Homepage: http://www.dr-qubit.org/emacs.php
Author: Toby Cubitt
Updated:
Tagged non-deterministic finite-state automata
A tagged, non-deterministic finite state automata (NFA) is an abstract computing machine that recognises regular languages. In layman's terms, they are used to decide whether a string matches a regular expression. The "tagged" part allows the NFA to do group-capture: it returns information about which parts of a string matched which subgroup of the regular expression. Why re-implement regular expression matching when Emacs comes with extensive built-in support for regexps?

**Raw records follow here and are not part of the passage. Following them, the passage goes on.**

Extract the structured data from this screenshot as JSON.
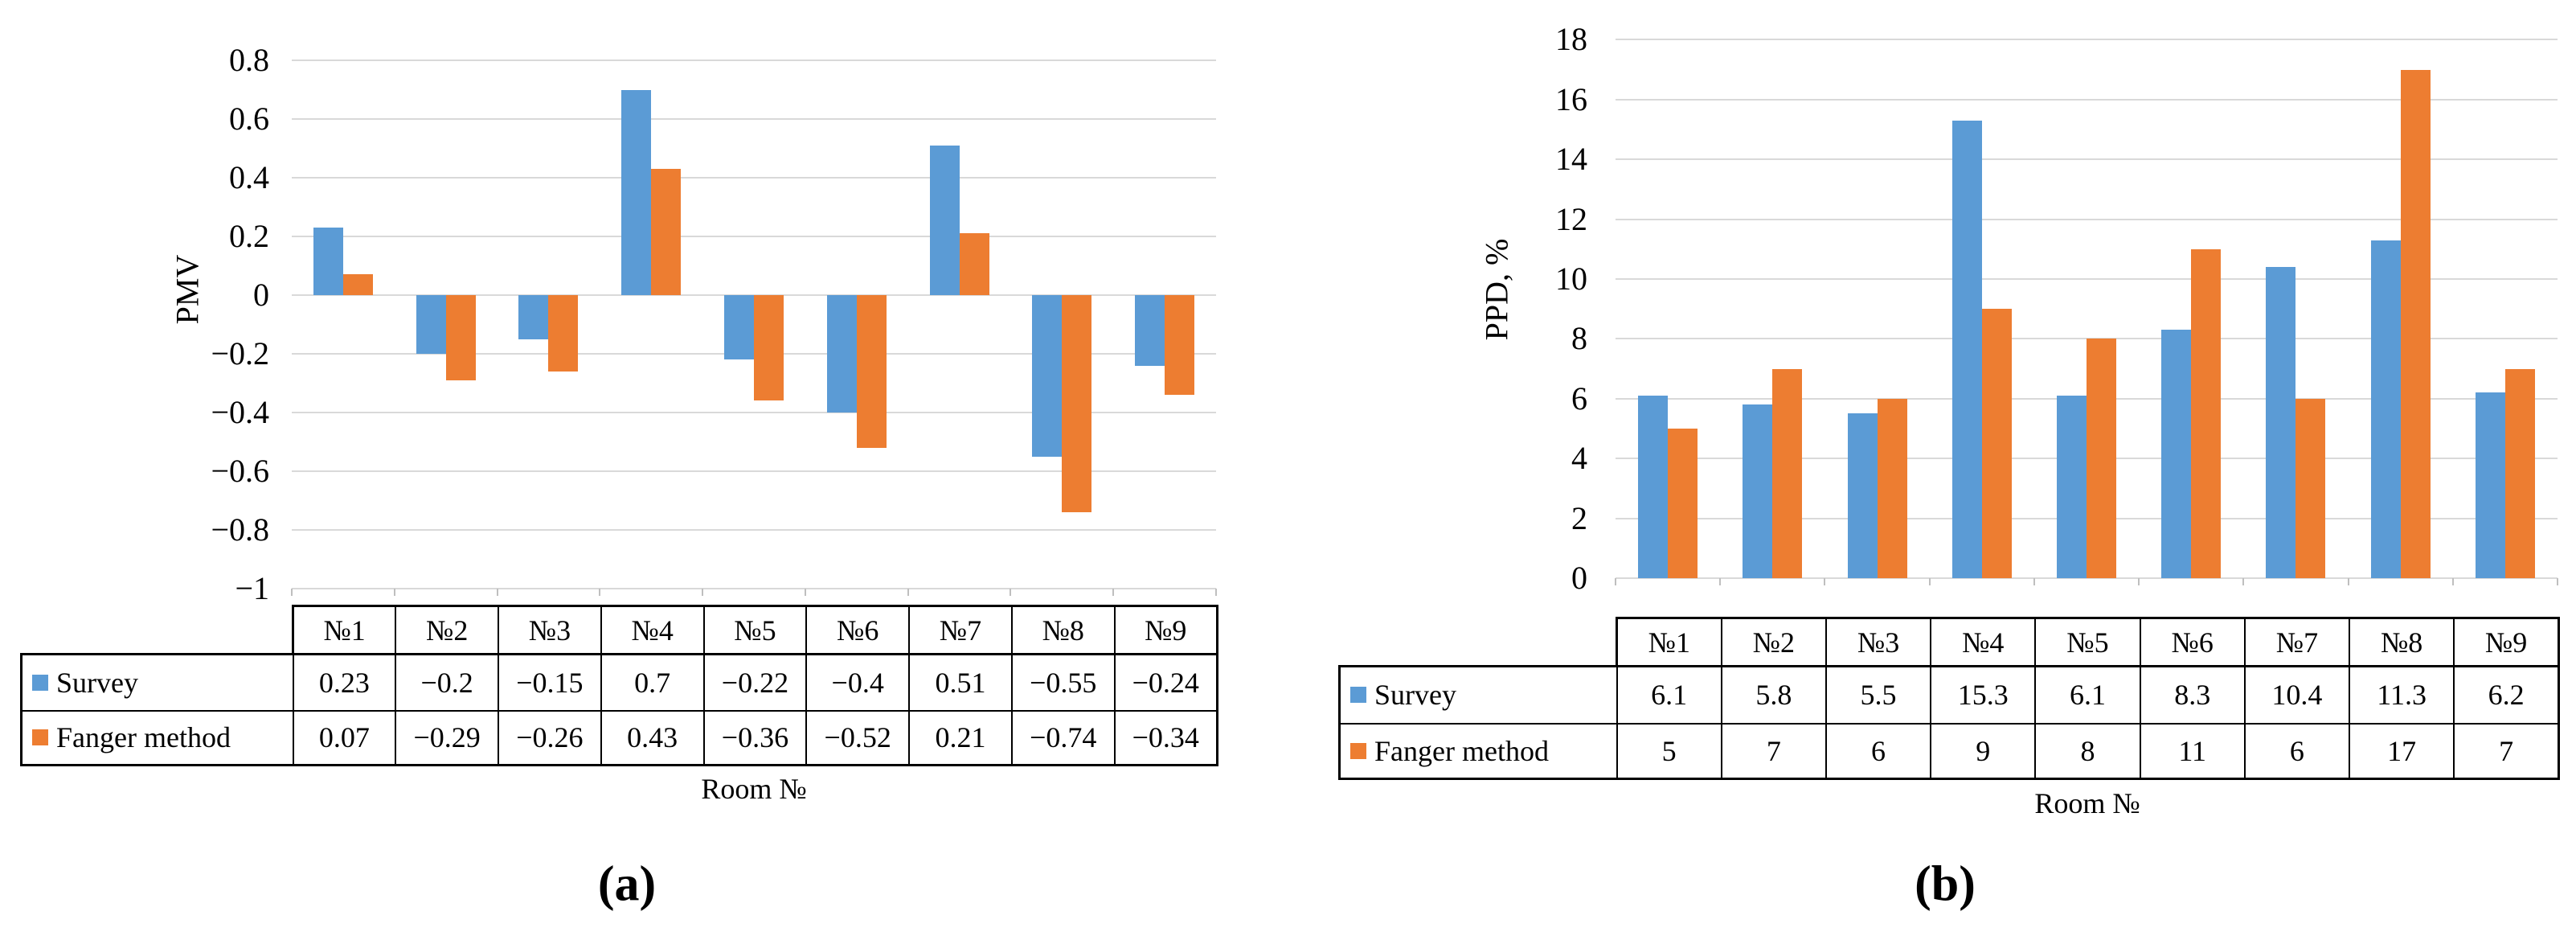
{
  "colors": {
    "survey": "#5B9BD5",
    "fanger_method": "#ED7D31",
    "gridline": "#D9D9D9",
    "axis_tick": "#BFBFBF",
    "table_border": "#000000",
    "text": "#000000"
  },
  "chart_data": [
    {
      "type": "bar",
      "panel": "a",
      "caption": "(a)",
      "title": "",
      "xlabel": "Room №",
      "ylabel": "PMV",
      "categories": [
        "№1",
        "№2",
        "№3",
        "№4",
        "№5",
        "№6",
        "№7",
        "№8",
        "№9"
      ],
      "series": [
        {
          "name": "Survey",
          "color": "#5B9BD5",
          "values": [
            0.23,
            -0.2,
            -0.15,
            0.7,
            -0.22,
            -0.4,
            0.51,
            -0.55,
            -0.24
          ]
        },
        {
          "name": "Fanger method",
          "color": "#ED7D31",
          "values": [
            0.07,
            -0.29,
            -0.26,
            0.43,
            -0.36,
            -0.52,
            0.21,
            -0.74,
            -0.34
          ]
        }
      ],
      "ylim": [
        -1,
        0.8
      ],
      "ytick_step": 0.2,
      "ytick_labels": [
        "0.8",
        "0.6",
        "0.4",
        "0.2",
        "0",
        "−0.2",
        "−0.4",
        "−0.6",
        "−0.8",
        "−1"
      ],
      "grid": true,
      "legend_position": "data-table",
      "table_values": [
        [
          "0.23",
          "−0.2",
          "−0.15",
          "0.7",
          "−0.22",
          "−0.4",
          "0.51",
          "−0.55",
          "−0.24"
        ],
        [
          "0.07",
          "−0.29",
          "−0.26",
          "0.43",
          "−0.36",
          "−0.52",
          "0.21",
          "−0.74",
          "−0.34"
        ]
      ]
    },
    {
      "type": "bar",
      "panel": "b",
      "caption": "(b)",
      "title": "",
      "xlabel": "Room №",
      "ylabel": "PPD, %",
      "categories": [
        "№1",
        "№2",
        "№3",
        "№4",
        "№5",
        "№6",
        "№7",
        "№8",
        "№9"
      ],
      "series": [
        {
          "name": "Survey",
          "color": "#5B9BD5",
          "values": [
            6.1,
            5.8,
            5.5,
            15.3,
            6.1,
            8.3,
            10.4,
            11.3,
            6.2
          ]
        },
        {
          "name": "Fanger method",
          "color": "#ED7D31",
          "values": [
            5,
            7,
            6,
            9,
            8,
            11,
            6,
            17,
            7
          ]
        }
      ],
      "ylim": [
        0,
        18
      ],
      "ytick_step": 2,
      "ytick_labels": [
        "18",
        "16",
        "14",
        "12",
        "10",
        "8",
        "6",
        "4",
        "2",
        "0"
      ],
      "grid": true,
      "legend_position": "data-table",
      "table_values": [
        [
          "6.1",
          "5.8",
          "5.5",
          "15.3",
          "6.1",
          "8.3",
          "10.4",
          "11.3",
          "6.2"
        ],
        [
          "5",
          "7",
          "6",
          "9",
          "8",
          "11",
          "6",
          "17",
          "7"
        ]
      ]
    }
  ]
}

Primarily, because some algorithms require access to the NFA states produced part way through the regular expression matching process (see the trie.el package for an example). Secondarily, because Emacs regexps only work on strings, whereas regular expressions can usefully be used in Elisp code to match other sequence types, not just strings. A tagged NFA can be created from a regular expression using `tNFA-from-regexp', and its state can be updated using `tNFA-next-state'. You can discover whether a state is a matching state using `tNFA-match-p', extract subgroup capture data from it using `tNFA-group-data', check whether a state has any wildcard transitions using `tNFA-wildcard-p', and get a list of non-wildcard transitions using `tNFA-transitions'. Finally, `tNFA-regexp-match' uses tagged NFAs to decide whether a regexp matches a given string. Note that Emacs' regexps are not regular expressions in the original meaning of that phrase. Emacs regexps implement additional features (in particular, back-references) that allow them to match far more than just regular languages. This comes at a cost: regexp matching can potentially be very slow (NP-hard in fact, though the hard cases rarely crop up in practise), whereas there are efficient (polynomial-time) algorithms for matching regular expressions (in the original sense). Therefore, this package only supports a subset of the full Emacs regular expression syntax. See the function docstrings for more information. This package essentially implements Laurikari's algorithm, as described in his master's thesis, but it builds the corresponding tagged deterministic finite state automaton (DFA) on-the-fly as needed. This package uses the queue package queue.el.